Anyway, I like both of these songs, but if you find out a friend or loved one is listening to Suicidal Thoughts, don't leave them by themselves. Seriously. I can't imagine listening to this song except for those times when I'm really struggling!
DJ Shadow's Remix - 6 Days
This song (or, more accurately, DJ Shadow's remix of this song) really does a good job capturing the feeling of ... desperation (?) I get from the lyrics, particularly "Tomorrow never comes until it's too late."
I've never seen any of the Fast and Furious movies, and I swear on my life that I will never watch any of them.
That having been said, this is apparently from the Tokyo Drift soundtrack. It was on my iPod, which was the most epic mix of songs ever. Thousands. All ill-gotten (i.e., free) from back when that was easy to do. Like a true jack-ass, I smashed it one day when I was really upset about one thing or another. Now it is gone forever (although I have thought a few times that maybe an Apple "Genius" or someone like that could perhaps fix it for me).
Anyway, I included this song on the list because it is perfect as a reminder to you when you're facing tough times that - as bad as today might seem - each and every day thereafter is only going to get harder and more difficult. So enjoy today's misery! (I suppose.) Whatever, I like listening to it when I'm struggling, even though I can't articulate why (as demonstrated by the first sentence in this paragraph.)
Audioslave - Doesn't Remind Me
"I walk the streets of Japan till I get lost, cause it doesn't remind me of anything."
"I [insert various different activities], cause it doesn't remind me of anything."
This song is clearly about appreciating things that help bring your mind off of everything that is weighing on you, and instead being "blissfully blank" (I just coined that phrase, so be sure to properly attribute it to DSmizzle if you ever use it.)
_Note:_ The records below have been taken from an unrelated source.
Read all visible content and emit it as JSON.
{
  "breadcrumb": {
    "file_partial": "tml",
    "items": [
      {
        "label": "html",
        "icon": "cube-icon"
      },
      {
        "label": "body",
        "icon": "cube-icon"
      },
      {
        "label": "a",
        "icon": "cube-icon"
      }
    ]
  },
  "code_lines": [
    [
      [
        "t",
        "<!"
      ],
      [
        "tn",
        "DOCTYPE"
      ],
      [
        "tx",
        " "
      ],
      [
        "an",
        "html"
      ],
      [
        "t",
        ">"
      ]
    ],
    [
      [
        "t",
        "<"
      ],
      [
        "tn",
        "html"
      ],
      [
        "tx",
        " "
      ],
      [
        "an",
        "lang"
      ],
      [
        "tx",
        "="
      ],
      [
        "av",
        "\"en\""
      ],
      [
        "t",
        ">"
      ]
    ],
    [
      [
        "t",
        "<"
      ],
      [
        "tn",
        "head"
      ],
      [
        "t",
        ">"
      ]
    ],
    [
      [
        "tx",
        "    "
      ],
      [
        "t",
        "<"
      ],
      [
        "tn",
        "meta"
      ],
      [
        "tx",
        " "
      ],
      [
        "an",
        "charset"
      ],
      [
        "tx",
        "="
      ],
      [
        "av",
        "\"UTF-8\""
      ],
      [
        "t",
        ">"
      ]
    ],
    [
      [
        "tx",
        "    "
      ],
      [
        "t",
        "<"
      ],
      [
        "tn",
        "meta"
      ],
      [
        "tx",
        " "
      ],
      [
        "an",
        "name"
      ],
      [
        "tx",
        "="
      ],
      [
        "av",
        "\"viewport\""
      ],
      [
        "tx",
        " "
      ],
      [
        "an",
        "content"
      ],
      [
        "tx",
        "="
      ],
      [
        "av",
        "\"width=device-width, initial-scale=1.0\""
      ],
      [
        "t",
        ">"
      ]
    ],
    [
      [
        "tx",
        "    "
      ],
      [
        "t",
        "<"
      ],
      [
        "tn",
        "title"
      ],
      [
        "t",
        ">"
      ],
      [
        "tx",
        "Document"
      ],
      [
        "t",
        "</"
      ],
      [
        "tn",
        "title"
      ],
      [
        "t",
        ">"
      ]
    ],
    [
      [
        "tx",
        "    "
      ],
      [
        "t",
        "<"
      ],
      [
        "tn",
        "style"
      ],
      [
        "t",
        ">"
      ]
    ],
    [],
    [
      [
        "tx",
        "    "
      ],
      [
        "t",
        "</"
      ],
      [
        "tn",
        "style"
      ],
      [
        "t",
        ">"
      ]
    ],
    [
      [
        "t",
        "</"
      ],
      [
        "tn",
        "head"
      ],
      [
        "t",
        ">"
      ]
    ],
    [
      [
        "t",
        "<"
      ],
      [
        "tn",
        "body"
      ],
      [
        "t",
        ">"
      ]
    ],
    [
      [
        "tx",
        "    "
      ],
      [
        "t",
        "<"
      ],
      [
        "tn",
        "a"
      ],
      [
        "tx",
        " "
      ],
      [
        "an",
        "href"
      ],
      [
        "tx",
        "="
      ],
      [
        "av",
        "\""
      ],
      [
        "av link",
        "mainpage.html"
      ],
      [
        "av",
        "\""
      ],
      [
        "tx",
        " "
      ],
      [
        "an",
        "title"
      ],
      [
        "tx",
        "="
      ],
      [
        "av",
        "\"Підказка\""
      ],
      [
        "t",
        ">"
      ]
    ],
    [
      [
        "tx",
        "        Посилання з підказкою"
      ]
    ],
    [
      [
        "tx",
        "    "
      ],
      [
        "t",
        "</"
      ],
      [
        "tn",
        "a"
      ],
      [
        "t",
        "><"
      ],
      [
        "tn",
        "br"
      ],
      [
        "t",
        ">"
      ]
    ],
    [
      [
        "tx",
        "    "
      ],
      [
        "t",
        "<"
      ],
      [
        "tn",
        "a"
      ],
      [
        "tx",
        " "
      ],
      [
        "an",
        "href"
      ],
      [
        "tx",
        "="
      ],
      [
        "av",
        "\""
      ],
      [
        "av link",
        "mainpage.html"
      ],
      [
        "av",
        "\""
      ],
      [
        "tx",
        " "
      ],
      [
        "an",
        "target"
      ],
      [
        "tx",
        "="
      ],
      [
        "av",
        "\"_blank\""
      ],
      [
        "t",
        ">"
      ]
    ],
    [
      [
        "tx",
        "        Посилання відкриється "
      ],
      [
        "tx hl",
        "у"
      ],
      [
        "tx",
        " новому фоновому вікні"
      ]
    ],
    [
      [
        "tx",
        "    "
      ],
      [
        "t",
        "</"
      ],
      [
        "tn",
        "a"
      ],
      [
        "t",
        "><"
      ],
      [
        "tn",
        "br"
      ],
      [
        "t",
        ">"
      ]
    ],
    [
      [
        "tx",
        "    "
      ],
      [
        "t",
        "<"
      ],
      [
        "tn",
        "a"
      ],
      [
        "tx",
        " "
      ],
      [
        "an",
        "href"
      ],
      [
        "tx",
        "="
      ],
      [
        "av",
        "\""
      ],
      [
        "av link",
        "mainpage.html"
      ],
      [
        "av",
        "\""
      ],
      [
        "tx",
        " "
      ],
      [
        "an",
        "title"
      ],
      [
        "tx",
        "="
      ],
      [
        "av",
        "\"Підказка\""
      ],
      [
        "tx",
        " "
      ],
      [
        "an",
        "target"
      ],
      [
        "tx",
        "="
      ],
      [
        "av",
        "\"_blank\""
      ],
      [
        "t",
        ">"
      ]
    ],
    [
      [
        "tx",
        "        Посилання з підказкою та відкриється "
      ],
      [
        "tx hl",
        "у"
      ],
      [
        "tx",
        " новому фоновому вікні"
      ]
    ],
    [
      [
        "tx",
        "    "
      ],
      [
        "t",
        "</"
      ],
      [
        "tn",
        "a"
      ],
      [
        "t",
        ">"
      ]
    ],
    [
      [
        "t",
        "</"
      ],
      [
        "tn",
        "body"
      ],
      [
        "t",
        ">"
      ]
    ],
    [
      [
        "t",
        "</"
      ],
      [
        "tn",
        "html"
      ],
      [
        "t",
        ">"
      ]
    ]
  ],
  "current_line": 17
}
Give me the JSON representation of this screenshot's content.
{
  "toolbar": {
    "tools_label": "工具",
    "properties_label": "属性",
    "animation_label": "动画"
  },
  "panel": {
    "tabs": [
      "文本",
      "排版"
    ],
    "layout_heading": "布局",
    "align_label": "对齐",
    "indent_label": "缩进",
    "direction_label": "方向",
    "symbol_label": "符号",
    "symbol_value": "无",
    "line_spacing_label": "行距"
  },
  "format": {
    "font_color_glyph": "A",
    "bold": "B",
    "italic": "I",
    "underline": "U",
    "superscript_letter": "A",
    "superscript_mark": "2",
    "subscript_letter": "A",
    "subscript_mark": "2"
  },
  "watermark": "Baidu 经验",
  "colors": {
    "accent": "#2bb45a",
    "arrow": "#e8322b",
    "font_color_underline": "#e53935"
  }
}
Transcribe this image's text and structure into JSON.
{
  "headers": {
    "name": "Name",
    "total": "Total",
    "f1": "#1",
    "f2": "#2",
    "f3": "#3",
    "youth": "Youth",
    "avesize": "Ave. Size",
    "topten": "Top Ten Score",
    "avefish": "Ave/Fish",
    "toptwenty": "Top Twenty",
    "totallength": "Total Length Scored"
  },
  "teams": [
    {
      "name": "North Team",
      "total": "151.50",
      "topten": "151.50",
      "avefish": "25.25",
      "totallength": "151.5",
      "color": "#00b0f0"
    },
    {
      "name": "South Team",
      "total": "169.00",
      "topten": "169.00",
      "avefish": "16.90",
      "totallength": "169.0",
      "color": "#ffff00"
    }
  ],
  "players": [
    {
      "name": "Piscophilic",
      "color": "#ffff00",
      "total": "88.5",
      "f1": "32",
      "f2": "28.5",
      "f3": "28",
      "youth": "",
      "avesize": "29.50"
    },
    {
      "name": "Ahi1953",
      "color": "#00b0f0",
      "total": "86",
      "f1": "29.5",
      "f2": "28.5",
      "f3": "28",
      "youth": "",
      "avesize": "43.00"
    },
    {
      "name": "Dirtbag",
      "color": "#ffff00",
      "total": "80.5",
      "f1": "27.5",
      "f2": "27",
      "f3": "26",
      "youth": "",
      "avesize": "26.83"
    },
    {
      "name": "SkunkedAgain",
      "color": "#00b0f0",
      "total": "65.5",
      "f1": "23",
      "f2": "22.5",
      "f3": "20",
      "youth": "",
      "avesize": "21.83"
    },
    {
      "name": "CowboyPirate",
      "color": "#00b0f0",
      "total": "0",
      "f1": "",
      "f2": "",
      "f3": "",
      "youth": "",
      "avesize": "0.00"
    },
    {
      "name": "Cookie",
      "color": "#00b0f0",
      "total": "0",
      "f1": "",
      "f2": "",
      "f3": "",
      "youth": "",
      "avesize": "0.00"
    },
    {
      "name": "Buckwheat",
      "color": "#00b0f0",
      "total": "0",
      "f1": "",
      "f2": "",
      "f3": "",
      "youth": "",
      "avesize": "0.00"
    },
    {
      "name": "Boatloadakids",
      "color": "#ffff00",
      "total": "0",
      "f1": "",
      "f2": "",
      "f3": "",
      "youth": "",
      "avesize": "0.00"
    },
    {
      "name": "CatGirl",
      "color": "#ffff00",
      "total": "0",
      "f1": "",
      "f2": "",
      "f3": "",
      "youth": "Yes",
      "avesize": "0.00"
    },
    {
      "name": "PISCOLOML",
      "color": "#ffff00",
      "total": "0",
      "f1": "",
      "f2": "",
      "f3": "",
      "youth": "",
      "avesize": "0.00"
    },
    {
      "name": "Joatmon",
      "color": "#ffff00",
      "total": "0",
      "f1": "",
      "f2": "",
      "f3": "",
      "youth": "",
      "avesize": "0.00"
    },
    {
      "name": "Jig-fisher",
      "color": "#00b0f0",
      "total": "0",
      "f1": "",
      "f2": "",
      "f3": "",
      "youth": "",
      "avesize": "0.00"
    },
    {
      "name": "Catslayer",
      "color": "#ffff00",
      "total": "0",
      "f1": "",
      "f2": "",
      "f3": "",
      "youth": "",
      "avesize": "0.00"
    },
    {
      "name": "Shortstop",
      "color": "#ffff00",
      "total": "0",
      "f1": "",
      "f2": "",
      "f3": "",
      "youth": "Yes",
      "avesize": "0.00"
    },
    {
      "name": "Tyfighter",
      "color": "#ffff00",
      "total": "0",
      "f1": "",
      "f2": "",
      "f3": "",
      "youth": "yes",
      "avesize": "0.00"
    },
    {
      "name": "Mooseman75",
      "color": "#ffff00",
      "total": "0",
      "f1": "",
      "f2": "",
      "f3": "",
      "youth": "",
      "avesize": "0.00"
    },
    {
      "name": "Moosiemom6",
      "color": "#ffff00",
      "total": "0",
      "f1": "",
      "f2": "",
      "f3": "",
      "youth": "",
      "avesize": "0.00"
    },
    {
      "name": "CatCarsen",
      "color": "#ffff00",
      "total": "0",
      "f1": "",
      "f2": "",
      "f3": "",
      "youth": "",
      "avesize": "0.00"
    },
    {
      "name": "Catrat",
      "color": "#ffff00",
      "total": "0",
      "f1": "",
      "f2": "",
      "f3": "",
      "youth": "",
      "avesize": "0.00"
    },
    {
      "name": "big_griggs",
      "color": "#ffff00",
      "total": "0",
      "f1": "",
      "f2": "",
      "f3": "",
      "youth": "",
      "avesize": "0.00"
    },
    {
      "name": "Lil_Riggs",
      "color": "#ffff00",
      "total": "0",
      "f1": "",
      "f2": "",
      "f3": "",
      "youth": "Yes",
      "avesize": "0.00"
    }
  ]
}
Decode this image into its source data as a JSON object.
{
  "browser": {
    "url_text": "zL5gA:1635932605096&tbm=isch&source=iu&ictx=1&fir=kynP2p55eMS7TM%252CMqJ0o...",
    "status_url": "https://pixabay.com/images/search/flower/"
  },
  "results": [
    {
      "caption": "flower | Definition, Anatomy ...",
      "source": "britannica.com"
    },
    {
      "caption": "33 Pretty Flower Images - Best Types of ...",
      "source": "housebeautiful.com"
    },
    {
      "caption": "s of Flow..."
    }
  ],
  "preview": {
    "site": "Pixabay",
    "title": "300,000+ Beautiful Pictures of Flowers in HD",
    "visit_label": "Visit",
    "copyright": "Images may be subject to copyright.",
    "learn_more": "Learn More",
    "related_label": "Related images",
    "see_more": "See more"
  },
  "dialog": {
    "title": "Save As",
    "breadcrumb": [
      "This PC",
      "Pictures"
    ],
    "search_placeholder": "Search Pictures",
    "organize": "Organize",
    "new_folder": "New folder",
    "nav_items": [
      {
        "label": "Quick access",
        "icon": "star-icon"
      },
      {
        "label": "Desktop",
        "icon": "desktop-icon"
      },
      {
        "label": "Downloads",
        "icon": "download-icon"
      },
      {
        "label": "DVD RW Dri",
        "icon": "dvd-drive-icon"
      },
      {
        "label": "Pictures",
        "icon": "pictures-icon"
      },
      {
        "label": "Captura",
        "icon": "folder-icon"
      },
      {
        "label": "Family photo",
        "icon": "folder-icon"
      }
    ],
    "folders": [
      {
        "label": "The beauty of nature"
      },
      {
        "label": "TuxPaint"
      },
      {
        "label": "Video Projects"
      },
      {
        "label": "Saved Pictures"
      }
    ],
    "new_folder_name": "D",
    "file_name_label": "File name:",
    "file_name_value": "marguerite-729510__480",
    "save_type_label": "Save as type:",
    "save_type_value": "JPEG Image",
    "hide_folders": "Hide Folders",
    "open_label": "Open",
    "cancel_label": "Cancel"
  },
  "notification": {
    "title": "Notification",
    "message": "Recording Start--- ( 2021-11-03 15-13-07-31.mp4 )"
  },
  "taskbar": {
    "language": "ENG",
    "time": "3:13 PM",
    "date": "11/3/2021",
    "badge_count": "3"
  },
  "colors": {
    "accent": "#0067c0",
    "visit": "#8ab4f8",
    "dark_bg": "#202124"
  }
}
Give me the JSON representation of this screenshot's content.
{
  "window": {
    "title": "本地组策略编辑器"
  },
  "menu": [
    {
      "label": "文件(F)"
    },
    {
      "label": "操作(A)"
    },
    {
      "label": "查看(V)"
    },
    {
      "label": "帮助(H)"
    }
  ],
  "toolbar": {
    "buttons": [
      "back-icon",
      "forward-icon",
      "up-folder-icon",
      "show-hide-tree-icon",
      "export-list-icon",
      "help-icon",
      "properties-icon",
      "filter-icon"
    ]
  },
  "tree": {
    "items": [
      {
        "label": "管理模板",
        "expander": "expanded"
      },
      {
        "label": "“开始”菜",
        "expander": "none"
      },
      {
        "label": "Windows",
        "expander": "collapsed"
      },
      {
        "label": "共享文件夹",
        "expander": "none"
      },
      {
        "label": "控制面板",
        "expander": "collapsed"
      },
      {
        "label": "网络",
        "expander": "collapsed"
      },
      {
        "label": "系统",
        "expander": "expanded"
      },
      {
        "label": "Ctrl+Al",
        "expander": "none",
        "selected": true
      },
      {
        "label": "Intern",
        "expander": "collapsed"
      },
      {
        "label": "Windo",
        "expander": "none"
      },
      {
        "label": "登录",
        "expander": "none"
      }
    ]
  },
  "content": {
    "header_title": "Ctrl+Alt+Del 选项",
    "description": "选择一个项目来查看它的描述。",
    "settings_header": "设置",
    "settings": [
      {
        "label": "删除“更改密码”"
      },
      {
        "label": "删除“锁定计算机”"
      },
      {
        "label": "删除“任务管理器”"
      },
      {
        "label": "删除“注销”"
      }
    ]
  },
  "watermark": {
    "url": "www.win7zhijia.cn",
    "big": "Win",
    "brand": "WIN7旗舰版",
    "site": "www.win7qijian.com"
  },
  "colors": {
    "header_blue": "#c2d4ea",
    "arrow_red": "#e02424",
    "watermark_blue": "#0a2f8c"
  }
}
Kanye West - Homecoming and Heard 'Em Say (feat Adam Levine)
I'm not sure exactly why I think this belongs in this category. I've always felt that the lyrics of this song are kind of ... longing for the past? For instance "Now everybody got the game figured out all wrong, I guess you never know what you got till its gone; I guess that's why I'm here and I can't come back home."
Anyway, that's the vibe I get from this song so onto the list it goes!
Goodbye Yellowbrick Road - Elton John
This is clearly a song about moving on, whether from a relationship, changing a career path that didn't quite work out, or making another monumental change in your life, and it is clearly melancholy in its tone. By making such a decision, even if it is for the best, there will be a deep sense of loss felt.
All-time great song.
More to Come
Please note that this list is far from complete. If I were to sift through my memory for every song that belongs on this list from my entire lifetime, my brain having been bruised and battered by repeated concussive and sub-concussive impacts from high school and college football, I'd never finish it.
Anyway, please let me know what you think and drop me suggestions about songs you feel should be on this list. As I'm wrapping this paragraph up, I am already realizing some obvious classics I've omitted from this list, so I'll be updating it fairly regularly (unless I get depressed and lazy or something).